A recent PBS special, The Music Instinct: Science and Song, elegantly ties it all together so you can actually understand your brain on music. Built around a core of articulate scientists who love the subject, and a number of musical prodigies (Bobby McFerrin, Daniel Barenboim, Yo-Yo Ma), narrated by Audra MacDonald, and produced and written by Elena Mannes, it is exhilarating. And yes, the dancing cockatoo, whose moves are a YouTube sensation, plays his part. One of my favorite factoids (after learning that every living thing, including the cosmos, has its own frequency), was discovering that black holes are a “B-flat…27 octaves below anything the human ear can hear.” It’s in reruns on PBS, and available on DVD. Don’t miss it!
Thinking back, I retract what I said about movies about classical music in one case: Impromptu, directed by James Lapine (often Stephen Sondheim’s director of choice) and written by Sarah Kernochan, with an English-speaking union of a cast (Judy Davis, Hugh Grant, Mandy Patinkin, Emma Thompson, Bernadette Peters), romping through boudoirs, ripping bodices, and occasionally tossing off some then-new music: Beethoven’s Sixth Symphony (arranged for four hands) and a few Chopin Etudes.
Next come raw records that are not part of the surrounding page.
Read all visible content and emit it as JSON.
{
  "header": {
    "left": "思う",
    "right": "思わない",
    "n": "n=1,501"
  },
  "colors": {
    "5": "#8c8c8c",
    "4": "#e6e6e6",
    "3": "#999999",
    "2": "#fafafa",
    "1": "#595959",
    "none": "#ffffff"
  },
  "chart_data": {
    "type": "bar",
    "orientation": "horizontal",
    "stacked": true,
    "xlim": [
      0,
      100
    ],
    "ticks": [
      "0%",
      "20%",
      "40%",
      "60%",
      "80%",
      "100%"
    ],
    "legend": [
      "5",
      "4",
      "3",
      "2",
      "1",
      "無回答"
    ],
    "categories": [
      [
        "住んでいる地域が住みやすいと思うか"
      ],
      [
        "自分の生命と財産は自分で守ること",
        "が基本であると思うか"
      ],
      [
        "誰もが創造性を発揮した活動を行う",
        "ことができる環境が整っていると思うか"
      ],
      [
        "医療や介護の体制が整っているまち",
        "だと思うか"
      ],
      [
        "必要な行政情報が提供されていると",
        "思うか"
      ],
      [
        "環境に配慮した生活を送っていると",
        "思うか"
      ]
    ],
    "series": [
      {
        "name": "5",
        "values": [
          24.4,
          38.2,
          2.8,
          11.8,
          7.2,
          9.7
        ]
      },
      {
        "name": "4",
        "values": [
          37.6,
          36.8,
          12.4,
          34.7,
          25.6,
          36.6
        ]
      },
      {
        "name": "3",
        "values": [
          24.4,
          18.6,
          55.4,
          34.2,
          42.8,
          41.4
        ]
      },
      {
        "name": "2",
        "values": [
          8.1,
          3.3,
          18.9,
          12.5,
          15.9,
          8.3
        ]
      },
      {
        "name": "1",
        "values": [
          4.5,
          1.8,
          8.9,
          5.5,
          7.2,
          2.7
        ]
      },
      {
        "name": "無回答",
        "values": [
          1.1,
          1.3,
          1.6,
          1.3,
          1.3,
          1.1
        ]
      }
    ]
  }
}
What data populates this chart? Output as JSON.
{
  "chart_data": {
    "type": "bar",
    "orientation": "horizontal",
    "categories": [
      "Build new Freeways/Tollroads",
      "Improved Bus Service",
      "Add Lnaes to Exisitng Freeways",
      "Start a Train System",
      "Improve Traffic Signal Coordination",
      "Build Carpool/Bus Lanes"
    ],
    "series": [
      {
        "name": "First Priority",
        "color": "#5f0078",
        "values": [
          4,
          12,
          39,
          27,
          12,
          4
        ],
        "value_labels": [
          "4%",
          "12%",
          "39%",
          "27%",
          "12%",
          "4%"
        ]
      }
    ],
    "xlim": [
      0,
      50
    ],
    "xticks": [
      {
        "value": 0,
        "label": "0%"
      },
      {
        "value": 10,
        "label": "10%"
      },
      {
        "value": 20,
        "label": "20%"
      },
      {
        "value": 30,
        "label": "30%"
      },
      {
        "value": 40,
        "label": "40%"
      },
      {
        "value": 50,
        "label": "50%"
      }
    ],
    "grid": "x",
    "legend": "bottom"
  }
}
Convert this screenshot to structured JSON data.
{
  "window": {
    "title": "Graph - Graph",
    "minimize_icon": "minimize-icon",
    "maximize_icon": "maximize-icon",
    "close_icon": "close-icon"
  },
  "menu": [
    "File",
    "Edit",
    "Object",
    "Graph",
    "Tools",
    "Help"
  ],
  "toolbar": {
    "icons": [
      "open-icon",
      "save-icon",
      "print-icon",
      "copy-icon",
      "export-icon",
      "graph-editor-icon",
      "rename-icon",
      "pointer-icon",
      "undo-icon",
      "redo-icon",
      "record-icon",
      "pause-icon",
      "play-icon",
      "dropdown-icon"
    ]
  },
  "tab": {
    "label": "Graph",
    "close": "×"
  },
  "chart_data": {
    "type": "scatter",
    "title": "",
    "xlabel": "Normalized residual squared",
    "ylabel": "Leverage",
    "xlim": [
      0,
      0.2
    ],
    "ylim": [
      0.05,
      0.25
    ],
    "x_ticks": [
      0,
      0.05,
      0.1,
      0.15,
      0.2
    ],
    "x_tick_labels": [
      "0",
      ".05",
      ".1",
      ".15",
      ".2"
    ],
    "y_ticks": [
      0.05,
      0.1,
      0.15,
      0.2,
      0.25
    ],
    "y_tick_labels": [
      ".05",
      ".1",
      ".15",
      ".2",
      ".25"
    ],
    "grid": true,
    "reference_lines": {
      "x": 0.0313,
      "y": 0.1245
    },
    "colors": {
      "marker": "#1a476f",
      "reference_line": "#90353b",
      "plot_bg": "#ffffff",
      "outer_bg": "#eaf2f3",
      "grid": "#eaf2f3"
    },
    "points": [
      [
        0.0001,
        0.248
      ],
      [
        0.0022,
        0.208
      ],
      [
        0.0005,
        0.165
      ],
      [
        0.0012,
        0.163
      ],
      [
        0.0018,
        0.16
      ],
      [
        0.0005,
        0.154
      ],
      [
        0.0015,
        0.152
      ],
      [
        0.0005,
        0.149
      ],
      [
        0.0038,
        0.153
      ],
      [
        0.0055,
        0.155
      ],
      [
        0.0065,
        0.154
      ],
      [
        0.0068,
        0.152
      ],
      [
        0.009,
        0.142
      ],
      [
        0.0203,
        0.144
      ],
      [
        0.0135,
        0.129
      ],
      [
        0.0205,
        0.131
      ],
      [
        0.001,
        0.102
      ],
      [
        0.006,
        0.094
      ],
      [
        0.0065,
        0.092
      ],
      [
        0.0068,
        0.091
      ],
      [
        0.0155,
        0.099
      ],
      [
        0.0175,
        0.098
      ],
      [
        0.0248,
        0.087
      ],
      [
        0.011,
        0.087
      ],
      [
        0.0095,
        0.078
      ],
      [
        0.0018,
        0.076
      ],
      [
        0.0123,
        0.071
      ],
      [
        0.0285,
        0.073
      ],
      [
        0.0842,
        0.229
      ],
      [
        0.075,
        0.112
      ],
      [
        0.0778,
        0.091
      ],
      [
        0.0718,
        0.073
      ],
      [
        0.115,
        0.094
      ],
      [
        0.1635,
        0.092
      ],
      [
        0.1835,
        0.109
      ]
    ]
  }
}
It’s witty. It’s wicked. It’s divine. And it’s an exception. But it was shot in France (not Hollywood), so one expects, and gets, a highly sophisticated, nutritious soufflé that gives equal time, talent, and affection to words and music. It was finished in 1991, so you’ll have to explore Amazon.com, the library, or Netflix. Dig it!
And, while you’re at it, try unearthing a copy of The Mozart Brothers — an archival gem from Sweden, made for everyone who treasures the Marx Brothers and opera. It will have you laughing at its insider’s slapstick, then sighing over its ravishing Mozart. Either way, you win the prize.